役員・従業員の自宅を社宅にするとなぜ節税になるのか。

役員・従業員の自宅を社宅にすると節税できると聞いたことがある方もいらっしゃると思います。

今回は、社宅制度でなぜ節税できるのか、どんな準備が必要なのかという概要を整理してみたいと思います。

目次

1 社宅とは

「社宅」というと、何となく「大企業が整備しているもので、中小企業は関係ないのでは?」というような先入観があるかもしれません。しかし、会社が所有している物件を社宅にする、というだけではなく、会社の名義で借り上げた物件に、役員や社員の居住するという場合も社宅に含まれます。

ここでポイントなのが、あくまで「会社名義で」借り上げる、ということ。

役員や社員が個人名義で契約したものに対して会社が家賃補助を出す場合には、それは社宅とはなりませんので、ご注意ください。

以降は、会社が借り上げた社宅に役員や従業員が居住するという前提で必要な準備等について記載してみます。

2 社宅として節税するためにはどんな準備が必要なのか

(1)規程の整備

まずは、社宅規程の整備などのルールをあらかじめ整備しましょう。

(1)会社名義で住宅を借り上げる

前述の通り、まずは社宅としようとする住宅を会社名義で借り上げることが必要です。

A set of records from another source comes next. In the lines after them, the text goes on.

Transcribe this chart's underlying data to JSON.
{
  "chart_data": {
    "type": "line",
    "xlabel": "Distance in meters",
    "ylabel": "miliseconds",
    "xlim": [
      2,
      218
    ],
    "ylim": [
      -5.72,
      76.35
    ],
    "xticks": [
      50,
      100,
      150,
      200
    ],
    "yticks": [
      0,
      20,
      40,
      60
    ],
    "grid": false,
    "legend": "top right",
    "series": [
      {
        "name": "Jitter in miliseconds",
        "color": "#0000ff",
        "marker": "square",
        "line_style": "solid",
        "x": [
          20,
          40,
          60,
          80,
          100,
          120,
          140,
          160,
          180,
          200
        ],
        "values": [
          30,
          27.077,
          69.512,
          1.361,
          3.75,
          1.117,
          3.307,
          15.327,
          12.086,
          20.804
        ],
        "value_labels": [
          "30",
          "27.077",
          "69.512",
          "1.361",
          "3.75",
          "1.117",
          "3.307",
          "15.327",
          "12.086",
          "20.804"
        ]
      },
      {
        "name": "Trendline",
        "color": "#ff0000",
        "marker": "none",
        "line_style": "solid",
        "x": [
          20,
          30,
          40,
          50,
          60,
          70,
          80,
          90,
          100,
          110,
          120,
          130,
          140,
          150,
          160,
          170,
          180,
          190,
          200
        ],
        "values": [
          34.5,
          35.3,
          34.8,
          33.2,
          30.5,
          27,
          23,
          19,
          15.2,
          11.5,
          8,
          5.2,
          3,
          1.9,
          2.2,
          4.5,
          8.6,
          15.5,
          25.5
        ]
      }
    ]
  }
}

場合によっては、現在社員や役員が住んでいる賃貸物件の契約を変更して、契約者を本人から会社名義に変更する、という方法でもOKです。

(2)家賃のうち、入居する役員や社員が負担する金額を決定する

社宅についてですが、分かりやすく書いてしまうと、全額を会社の経費とすることは認められていなくて、家賃の一部を入居する役員や社員が負担させなければならないことになっています。

では、いくら入居者が負担しなければならないのか、ということになるのですが、その金額の算定の仕方には国税庁が定める方法により算出します。

簡単に説明すると、市役所等で固定資産税課税証明書というものを入手し、物件の固定資産税の課税標準額を元に計算する方法です。具体的な計算方法は、役員の場合と、社員の場合で異なります。それぞれ国税庁の以下のHPに掲載されています。

国税庁HP タックスアンサー(よくある税の質問) 役員に社宅などを貸したとき

国税庁HP タックスアンサー(よくある税の質問) 使用人に社宅などを貸したとき

②固定資産税課税の課税標準額が分からない場合は

①の方法は、固定資産税課税証明書を入手したうえで、負担額を計算するといったように、多少の手間がかかります。そのため、ざっくり家賃の50%を入居者の負担額とする方法が一般的です。

ただし、①と②を比較した場合、①の方法により算出した金額の方が小さくなることが一般的です。つまり、①の方法で算出した負担額の方が、入居者負担の家賃小さくなる=会社負担の家賃が大きくなる=会社の経費となる金額が大きくなる、ということになります。

先日お客様の役員社宅の役員負担分の計算を行ってみたのですが、その際には①の方法で計算した役員負担額が家賃の約10%程度となりました。

このように、①と②の方法では入居者負担の金額が大きく異なってきますので、可能な限り①の方法で入居者負担額を計算することをおすすめします。

3 社宅にするとなぜ節税になるのか

最後になってしまいましたが、簡単になぜ社宅が節税対策になるのかについて、以下の前提で、①役員や社員などの入居者側から見たメリット、②会社側から見たメリット、に分けて考えてみます。

<前提>

基本給20万円の社員に対して、家賃10万円の社宅を提供する。社員の家賃負担額は5万円とする。

①従業員側から見たメリット

社員側から見ると、家賃10万円の住宅に5万円の家賃で住めることになります。一方、社宅ではなく、社員本人が契約した住居に対して会社から家賃補助を5万円行うとなると、この5万円についてはその社員の所得税の課税対象となります。

つまり、社宅とすることで、この5万円が所得税の課税対象にならないので、社員側から見るととてもお得ということになります。

②会社側から見たメリット

会社側から見ると、この従業員側に関して支払う金額は給与20万円、家賃5万円(家賃10万円ー従業員から受け取る家賃負担分5万円)の、合計25万円。

仮に、社宅ではなくや家賃補助として5万円を支出したとしても、会社としては経費となる金額は変わりませんが、社宅とすることで、社員の所得税の課税対象が小さくなるので、従業員にとってはメリットとなります。

その結果、会社としては以下のようなメリットも見込めると思います。

・社員の離職防止

・会社の近くに住んでもらうことによる通勤時間の短縮、仕事の効率向上、通勤手当の削減

3 まとめ

以上のように、社宅をうまく活用することによって、節税をすることができます。

ただし、例えば役員社宅について、社会通念上、一般に貸与されている程度の住宅と認められない豪華な社宅については役員社宅の取り扱いが認められないことになっているなど、留意すべき事項や細かな要件もありますので、検討の際には注意が必要です。